Brooklyn widow outraged as manhunt continues for husband’s accused killer set free from Rikers Island in clerical error

The outraged widow of a Brooklyn murder victim wanted answers and an arrest Wednesday after a Correction Department snafu put the accused killer back on the street.

The manhunt continued for missing suspect Christopher Buggs, 26, who was supposed to be held without as he awaits trial for allegedly pumping three bullets into the chest of Ernest Brownlee, 55, at a Brooklyn deli three years ago.

“They need to find this guy,” Brownlee’s widow Winifred Mackins, 55, to the Daily News. “I don’t like this. I’m angry. I’m (feeling) everything.”

“It’s been really rough,” she said of her husband’s slaying. “I still wake up looking for him.”

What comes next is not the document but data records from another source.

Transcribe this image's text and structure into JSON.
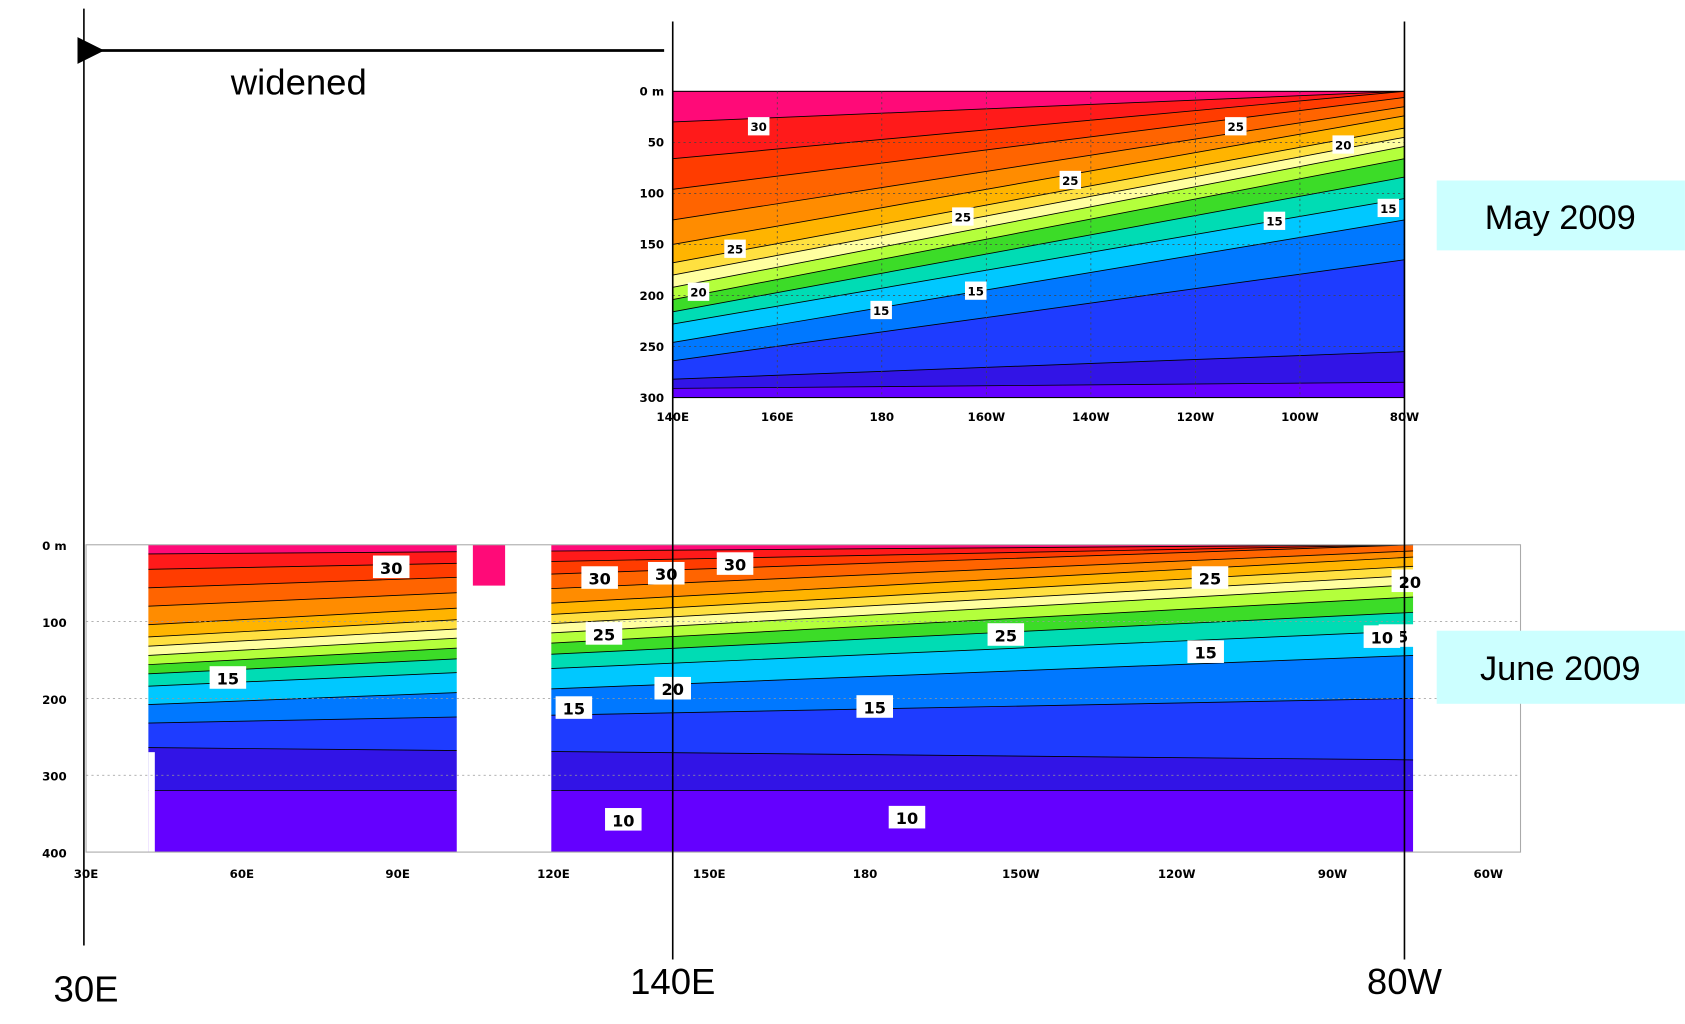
{
  "annotation": "widened",
  "panels": [
    {
      "label": "May 2009",
      "yticks": [
        "0 m",
        "50",
        "100",
        "150",
        "200",
        "250",
        "300"
      ],
      "xticks": [
        "140E",
        "160E",
        "180",
        "160W",
        "140W",
        "120W",
        "100W",
        "80W"
      ],
      "contour_labels": [
        "30",
        "25",
        "20",
        "25",
        "25",
        "25",
        "20",
        "15",
        "15",
        "15",
        "15"
      ]
    },
    {
      "label": "June 2009",
      "yticks": [
        "0 m",
        "100",
        "200",
        "300",
        "400"
      ],
      "xticks": [
        "30E",
        "60E",
        "90E",
        "120E",
        "150E",
        "180",
        "150W",
        "120W",
        "90W",
        "60W"
      ],
      "contour_labels": [
        "30",
        "30",
        "30",
        "30",
        "25",
        "25",
        "25",
        "20",
        "20",
        "15",
        "15",
        "15",
        "15",
        "15",
        "10",
        "10",
        "10"
      ]
    }
  ],
  "bottom_labels": [
    "30E",
    "140E",
    "80W"
  ]
}
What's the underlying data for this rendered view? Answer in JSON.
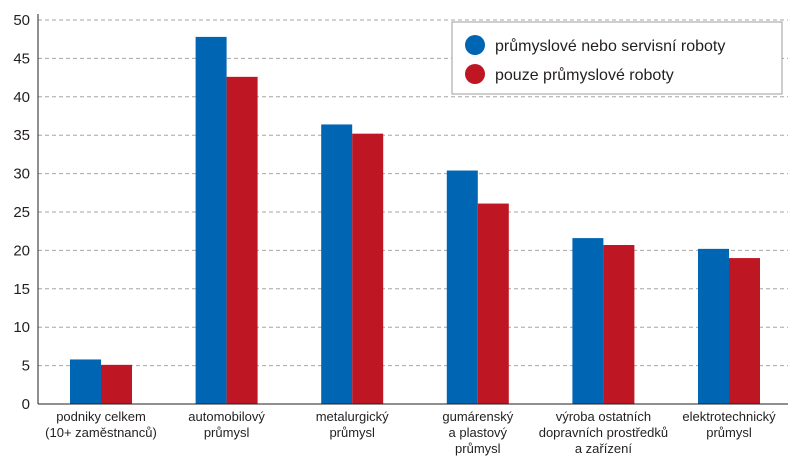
{
  "chart_data": {
    "type": "bar",
    "categories": [
      [
        "podniky celkem",
        "(10+ zaměstnanců)"
      ],
      [
        "automobilový",
        "průmysl"
      ],
      [
        "metalurgický",
        "průmysl"
      ],
      [
        "gumárenský",
        "a plastový",
        "průmysl"
      ],
      [
        "výroba ostatních",
        "dopravních prostředků",
        "a zařízení"
      ],
      [
        "elektrotechnický",
        "průmysl"
      ]
    ],
    "series": [
      {
        "name": "průmyslové nebo servisní roboty",
        "color": "#0066b3",
        "values": [
          5.8,
          47.8,
          36.4,
          30.4,
          21.6,
          20.2
        ]
      },
      {
        "name": "pouze průmyslové roboty",
        "color": "#be1622",
        "values": [
          5.1,
          42.6,
          35.2,
          26.1,
          20.7,
          19.0
        ]
      }
    ],
    "ylim": [
      0,
      50
    ],
    "yticks": [
      0,
      5,
      10,
      15,
      20,
      25,
      30,
      35,
      40,
      45,
      50
    ],
    "grid": true,
    "legend_position": "top-right"
  }
}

Buggs, now considered armed and dangerous, was mistakenly turned loose from Rikers Island around 2 a.m. Tuesday in a mixup involving a different charge against the murder suspect, the Daily News exclusively reported Tuesday night.

Christopher Buggs
Christopher Buggs (NYPD)

Buggs received his undeserved reprieve after a clerical error, officials said. He was sentenced to 30 days of time served on a separate criminal contempt charge and that decision was incredibly mistakenly listed as the final disposition of the murder charge, sources said.

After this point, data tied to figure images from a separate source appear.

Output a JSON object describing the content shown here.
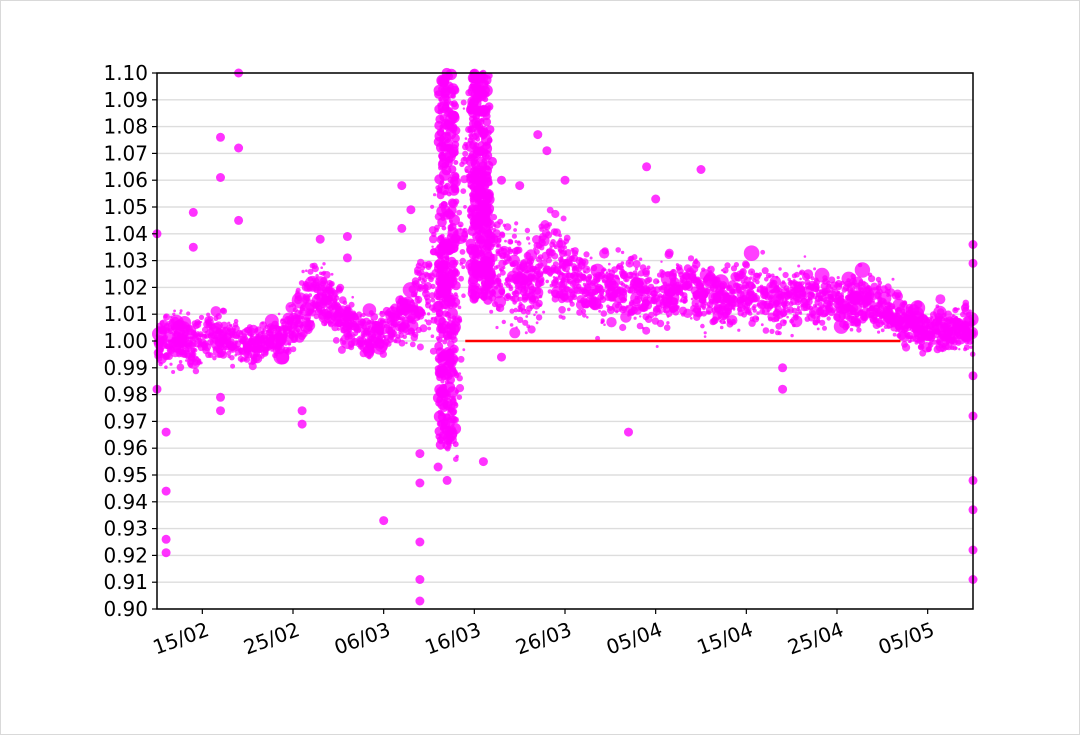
{
  "chart_data": {
    "type": "scatter",
    "title": "",
    "xlabel": "",
    "ylabel": "",
    "ylim": [
      0.9,
      1.1
    ],
    "y_ticks": [
      "0.90",
      "0.91",
      "0.92",
      "0.93",
      "0.94",
      "0.95",
      "0.96",
      "0.97",
      "0.98",
      "0.99",
      "1.00",
      "1.01",
      "1.02",
      "1.03",
      "1.04",
      "1.05",
      "1.06",
      "1.07",
      "1.08",
      "1.09",
      "1.10"
    ],
    "x_ticks": [
      "15/02",
      "25/02",
      "06/03",
      "16/03",
      "26/03",
      "05/04",
      "15/04",
      "25/04",
      "05/05"
    ],
    "xlim": [
      "2020-02-10",
      "2020-05-10"
    ],
    "grid": "horizontal",
    "colors": {
      "points": "#ff00ff",
      "reference": "#ff0000",
      "grid": "#dddddd"
    },
    "reference_line": {
      "y": 1.0,
      "x_start": "2020-03-15",
      "x_end": "2020-05-02"
    },
    "series": [
      {
        "x": [
          "2020-02-10",
          "2020-02-12",
          "2020-02-14",
          "2020-02-16",
          "2020-02-18",
          "2020-02-20",
          "2020-02-22",
          "2020-02-24",
          "2020-02-26",
          "2020-02-28",
          "2020-03-01",
          "2020-03-03",
          "2020-03-05",
          "2020-03-07",
          "2020-03-09",
          "2020-03-11",
          "2020-03-12",
          "2020-03-13",
          "2020-03-14",
          "2020-03-15",
          "2020-03-16",
          "2020-03-17",
          "2020-03-18",
          "2020-03-20",
          "2020-03-22",
          "2020-03-24",
          "2020-03-26",
          "2020-03-28",
          "2020-03-30",
          "2020-04-01",
          "2020-04-03",
          "2020-04-05",
          "2020-04-07",
          "2020-04-09",
          "2020-04-11",
          "2020-04-13",
          "2020-04-15",
          "2020-04-17",
          "2020-04-19",
          "2020-04-21",
          "2020-04-23",
          "2020-04-25",
          "2020-04-27",
          "2020-04-29",
          "2020-05-01",
          "2020-05-03",
          "2020-05-05",
          "2020-05-07",
          "2020-05-09"
        ],
        "y": [
          1.0,
          1.002,
          0.998,
          1.003,
          1.0,
          0.998,
          1.001,
          1.0,
          1.012,
          1.018,
          1.01,
          1.005,
          1.002,
          1.006,
          1.01,
          1.02,
          1.03,
          1.0,
          0.99,
          1.06,
          1.07,
          1.04,
          1.03,
          1.025,
          1.02,
          1.03,
          1.025,
          1.022,
          1.018,
          1.02,
          1.018,
          1.016,
          1.018,
          1.02,
          1.016,
          1.015,
          1.018,
          1.016,
          1.015,
          1.018,
          1.014,
          1.016,
          1.014,
          1.016,
          1.01,
          1.006,
          1.004,
          1.004,
          1.005
        ],
        "spread": [
          0.008,
          0.01,
          0.01,
          0.008,
          0.008,
          0.007,
          0.007,
          0.008,
          0.012,
          0.012,
          0.01,
          0.008,
          0.007,
          0.008,
          0.01,
          0.02,
          0.03,
          0.045,
          0.05,
          0.045,
          0.04,
          0.025,
          0.02,
          0.018,
          0.015,
          0.018,
          0.014,
          0.012,
          0.012,
          0.012,
          0.012,
          0.012,
          0.011,
          0.011,
          0.011,
          0.011,
          0.011,
          0.011,
          0.01,
          0.01,
          0.01,
          0.01,
          0.01,
          0.01,
          0.009,
          0.008,
          0.008,
          0.008,
          0.008
        ]
      }
    ],
    "outliers": [
      {
        "x": "2020-02-10",
        "y": 1.04
      },
      {
        "x": "2020-02-10",
        "y": 0.982
      },
      {
        "x": "2020-02-11",
        "y": 0.926
      },
      {
        "x": "2020-02-11",
        "y": 0.944
      },
      {
        "x": "2020-02-11",
        "y": 0.921
      },
      {
        "x": "2020-02-11",
        "y": 0.966
      },
      {
        "x": "2020-02-14",
        "y": 1.035
      },
      {
        "x": "2020-02-14",
        "y": 1.048
      },
      {
        "x": "2020-02-17",
        "y": 1.076
      },
      {
        "x": "2020-02-17",
        "y": 1.061
      },
      {
        "x": "2020-02-17",
        "y": 0.979
      },
      {
        "x": "2020-02-17",
        "y": 0.974
      },
      {
        "x": "2020-02-19",
        "y": 1.072
      },
      {
        "x": "2020-02-19",
        "y": 1.045
      },
      {
        "x": "2020-02-19",
        "y": 1.1
      },
      {
        "x": "2020-02-26",
        "y": 0.974
      },
      {
        "x": "2020-02-26",
        "y": 0.969
      },
      {
        "x": "2020-02-28",
        "y": 1.038
      },
      {
        "x": "2020-03-02",
        "y": 1.039
      },
      {
        "x": "2020-03-02",
        "y": 1.031
      },
      {
        "x": "2020-03-06",
        "y": 0.933
      },
      {
        "x": "2020-03-08",
        "y": 1.058
      },
      {
        "x": "2020-03-08",
        "y": 1.042
      },
      {
        "x": "2020-03-09",
        "y": 1.049
      },
      {
        "x": "2020-03-10",
        "y": 0.958
      },
      {
        "x": "2020-03-10",
        "y": 0.947
      },
      {
        "x": "2020-03-10",
        "y": 0.925
      },
      {
        "x": "2020-03-10",
        "y": 0.911
      },
      {
        "x": "2020-03-10",
        "y": 0.903
      },
      {
        "x": "2020-03-12",
        "y": 0.953
      },
      {
        "x": "2020-03-13",
        "y": 0.948
      },
      {
        "x": "2020-03-17",
        "y": 0.955
      },
      {
        "x": "2020-03-18",
        "y": 1.067
      },
      {
        "x": "2020-03-19",
        "y": 0.994
      },
      {
        "x": "2020-03-19",
        "y": 1.06
      },
      {
        "x": "2020-03-21",
        "y": 1.058
      },
      {
        "x": "2020-03-23",
        "y": 1.077
      },
      {
        "x": "2020-03-24",
        "y": 1.071
      },
      {
        "x": "2020-03-26",
        "y": 1.06
      },
      {
        "x": "2020-04-04",
        "y": 1.065
      },
      {
        "x": "2020-04-05",
        "y": 1.053
      },
      {
        "x": "2020-04-10",
        "y": 1.064
      },
      {
        "x": "2020-04-19",
        "y": 0.99
      },
      {
        "x": "2020-04-19",
        "y": 0.982
      },
      {
        "x": "2020-04-02",
        "y": 0.966
      },
      {
        "x": "2020-05-10",
        "y": 0.987
      },
      {
        "x": "2020-05-10",
        "y": 0.972
      },
      {
        "x": "2020-05-10",
        "y": 0.948
      },
      {
        "x": "2020-05-10",
        "y": 0.937
      },
      {
        "x": "2020-05-10",
        "y": 0.922
      },
      {
        "x": "2020-05-10",
        "y": 0.911
      },
      {
        "x": "2020-05-10",
        "y": 1.036
      },
      {
        "x": "2020-05-10",
        "y": 1.029
      }
    ]
  }
}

Rikers staffers failed to note the obvious mistake and Buggs was sent on his way from the Otis Bantum Correctional Center.

“We are aware of this incident, and a full investigation into how this happened is underway,” said Correction spokesman Peter Thorne. “Right now we are working with our law enforcement partners to return this individual to custody.”

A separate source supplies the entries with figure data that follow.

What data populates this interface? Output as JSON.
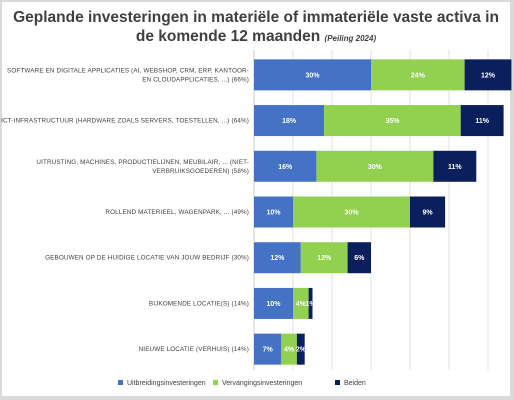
{
  "chart_data": {
    "type": "bar",
    "orientation": "horizontal",
    "stacked": true,
    "title_line1": "Geplande investeringen in materiële of immateriële vaste activa in",
    "title_line2": "de komende 12 maanden",
    "subtitle": "(Peiling 2024)",
    "categories": [
      "SOFTWARE EN DIGITALE APPLICATIES (AI, WEBSHOP, CRM, ERP, KANTOOR- EN CLOUDAPPLICATIES, ...) (66%)",
      "ICT-INFRASTRUCTUUR (HARDWARE ZOALS SERVERS, TOESTELLEN, ...) (64%)",
      "UITRUSTING, MACHINES, PRODUCTIELIJNEN, MEUBILAIR, ... (NIET-VERBRUIKSGOEDEREN) (58%)",
      "ROLLEND MATERIEEL, WAGENPARK, ... (49%)",
      "GEBOUWEN OP DE HUIDIGE LOCATIE VAN JOUW BEDRIJF (30%)",
      "BIJKOMENDE LOCATIE(S) (14%)",
      "NIEUWE LOCATIE (VERHUIS) (14%)"
    ],
    "category_lines": [
      [
        "SOFTWARE EN DIGITALE APPLICATIES (AI, WEBSHOP, CRM, ERP, KANTOOR-",
        "EN CLOUDAPPLICATIES, ...) (66%)"
      ],
      [
        "ICT-INFRASTRUCTUUR (HARDWARE ZOALS SERVERS, TOESTELLEN, ...) (64%)"
      ],
      [
        "UITRUSTING, MACHINES, PRODUCTIELIJNEN, MEUBILAIR, ... (NIET-",
        "VERBRUIKSGOEDEREN) (58%)"
      ],
      [
        "ROLLEND MATERIEEL, WAGENPARK, ... (49%)"
      ],
      [
        "GEBOUWEN OP DE HUIDIGE LOCATIE VAN JOUW BEDRIJF (30%)"
      ],
      [
        "BIJKOMENDE LOCATIE(S) (14%)"
      ],
      [
        "NIEUWE LOCATIE (VERHUIS) (14%)"
      ]
    ],
    "series": [
      {
        "name": "Uitbreidingsinvesteringen",
        "color": "#4472c4",
        "values": [
          30,
          18,
          16,
          10,
          12,
          10,
          7
        ]
      },
      {
        "name": "Vervangingsinvesteringen",
        "color": "#92d050",
        "values": [
          24,
          35,
          30,
          30,
          12,
          4,
          4
        ]
      },
      {
        "name": "Beiden",
        "color": "#0b1f5c",
        "values": [
          12,
          11,
          11,
          9,
          6,
          1,
          2
        ]
      }
    ],
    "xlim": [
      0,
      70
    ],
    "grid": true,
    "legend_position": "bottom"
  }
}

Brownlee was an ex-con who killed two men in the 1980s, although family members said he did time and came out a different man.

He was walking out of the B&G Deli and Food Corp. on Vernon Ave., near Throop Ave., in Bedford-Stuyvesant with his order of pepper steak with rice and beans when he was blasted three times in the chest about 12:40 p.m. on Feb. 29, 2018.

“He was kind and generous to me and the kids,” his widow said Wednesday. “His grandkids still come to stay and say, ‘Hey grandma, where’s grandpa at?’”

Police nabbed Buggs five days after the killing.